Obama and the Iraqi Reality

Obama’s campaign rhetoric about Iraq – like all leftwing rhetoric about Iraq – was entirely divorced from reality. Now Obama will have to deal with reality – and the betting is that he’ll adhere to reality, as opposed to leftwing propaganda:

…in a near-unanimous vote, the Iraqi cabinet approved a security agreement that will keep American forces in Iraq through the end of 2011. The Iraqi parliament is likely to pass the agreement before the assembly goes into recess November 24.

What does this mean for the incoming American administration? What happens to the claim that Barack Obama’s drawdown plan was consonant with the hopes of the Iraqi leadership? The agreement calls for American troops to be in Iraq for three more years. That’s 36 months – more than twice the length of time Obama has proposed troops stay in the country.

Nevertheless, President Obama will heed the new reality.

There is far too much resting on the successful fulfillment of this agreement for Obama to defy it. For starters, it is a watershed moment for American-Iraqi relations and Iraqi sovereignty. At last, all the talk about American strings controlling the actions of a puppet regime can be retired. We went in; we didn’t leave; and we respected the wishes of the new regime. Any scoffing at the legitimacy of Iraq’s constitutional government is a thing of the past. It’s very important for Iraq that its neighbors see a burgeoning Arab democracy negotiating seriously and competently with Washington. It is further evidence of the possibilities engendered by consensual government. Tearing up a cooperative agreement so delicately arrived at would go down as a diplomatic and geopolitical travesty for the Obama administration — proving, as it would, that America’s talk of freedom and democracy is piffle.

Obama could, of course, entirely toss aside common sense and still demand a quick and total US withdrawal – but Obama is already proving himself someone unwilling to make actual decisions, so he’ll probably just lean on Bush’s decisions vis a vis Iraq and coast along…which will be better for the US than doing the wrong thing, but not as good as if we were getting a President willing to take hard and unpopular decisions in the advancement of good policy.
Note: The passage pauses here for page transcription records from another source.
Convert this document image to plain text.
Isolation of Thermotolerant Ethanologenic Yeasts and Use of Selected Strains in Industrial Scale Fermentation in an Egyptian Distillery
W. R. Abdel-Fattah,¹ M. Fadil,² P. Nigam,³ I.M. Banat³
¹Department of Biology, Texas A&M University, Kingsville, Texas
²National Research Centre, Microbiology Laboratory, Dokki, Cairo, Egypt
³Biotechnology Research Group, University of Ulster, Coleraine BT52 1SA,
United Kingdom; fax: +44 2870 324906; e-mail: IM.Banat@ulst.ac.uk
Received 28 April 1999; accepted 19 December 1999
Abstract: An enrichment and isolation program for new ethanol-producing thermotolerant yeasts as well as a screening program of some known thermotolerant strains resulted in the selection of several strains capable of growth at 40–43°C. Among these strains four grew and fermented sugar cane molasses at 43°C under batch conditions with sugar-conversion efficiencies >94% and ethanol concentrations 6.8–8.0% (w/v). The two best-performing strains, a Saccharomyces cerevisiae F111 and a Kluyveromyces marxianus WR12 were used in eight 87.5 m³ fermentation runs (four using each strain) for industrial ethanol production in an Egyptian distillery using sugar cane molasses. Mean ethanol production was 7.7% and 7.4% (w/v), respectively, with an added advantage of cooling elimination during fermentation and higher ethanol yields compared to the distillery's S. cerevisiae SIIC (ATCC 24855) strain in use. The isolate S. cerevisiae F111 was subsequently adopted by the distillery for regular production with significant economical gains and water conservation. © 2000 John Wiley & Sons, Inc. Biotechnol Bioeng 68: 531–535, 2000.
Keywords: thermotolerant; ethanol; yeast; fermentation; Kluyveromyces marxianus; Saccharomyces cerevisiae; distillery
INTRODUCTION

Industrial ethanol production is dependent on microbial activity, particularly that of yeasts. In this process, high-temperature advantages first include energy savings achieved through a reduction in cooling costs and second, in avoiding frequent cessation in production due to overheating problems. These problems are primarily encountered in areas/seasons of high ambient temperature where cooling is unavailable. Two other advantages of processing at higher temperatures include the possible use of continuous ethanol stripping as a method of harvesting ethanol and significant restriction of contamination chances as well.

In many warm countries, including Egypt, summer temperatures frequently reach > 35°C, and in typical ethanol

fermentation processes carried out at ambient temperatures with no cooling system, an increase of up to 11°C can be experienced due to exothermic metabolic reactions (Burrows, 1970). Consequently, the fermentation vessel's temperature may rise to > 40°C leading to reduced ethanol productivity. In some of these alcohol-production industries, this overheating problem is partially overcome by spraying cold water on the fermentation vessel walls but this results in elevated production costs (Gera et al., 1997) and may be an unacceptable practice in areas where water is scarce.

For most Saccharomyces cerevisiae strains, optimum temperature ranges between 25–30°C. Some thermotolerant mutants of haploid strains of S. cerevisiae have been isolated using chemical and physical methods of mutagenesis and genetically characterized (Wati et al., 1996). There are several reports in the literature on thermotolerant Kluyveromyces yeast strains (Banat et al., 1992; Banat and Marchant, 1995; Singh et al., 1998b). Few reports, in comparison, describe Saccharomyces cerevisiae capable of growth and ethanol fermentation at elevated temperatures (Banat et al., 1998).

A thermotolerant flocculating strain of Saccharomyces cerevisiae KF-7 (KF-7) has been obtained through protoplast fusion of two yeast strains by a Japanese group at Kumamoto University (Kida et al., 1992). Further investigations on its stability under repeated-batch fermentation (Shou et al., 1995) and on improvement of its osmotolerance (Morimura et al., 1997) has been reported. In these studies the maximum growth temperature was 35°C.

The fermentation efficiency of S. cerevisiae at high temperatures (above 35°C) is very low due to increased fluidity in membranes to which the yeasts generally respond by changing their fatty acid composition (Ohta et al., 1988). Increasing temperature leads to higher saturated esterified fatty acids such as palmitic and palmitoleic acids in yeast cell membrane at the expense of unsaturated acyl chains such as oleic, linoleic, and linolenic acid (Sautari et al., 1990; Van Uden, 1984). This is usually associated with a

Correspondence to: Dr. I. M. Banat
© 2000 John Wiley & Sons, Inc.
Having a democratic and allied Iraq will, in and of itself, give us great leverage over the mullahs who rule Iran, but the leverage is only going to exist so long as Iran’s leaders think that Obama will actually use force, if pressed to it. The advantage Obama will have is that, thanks to President Bush, Iran is bracketed east, west and south with American and allied power – it will take a major amount of Iranian courage to even work up a genuine challenge to America. But if the challenge comes, we’re well placed to meet it provided President Obama keeps our power at strength in Iraq and Afghanistan.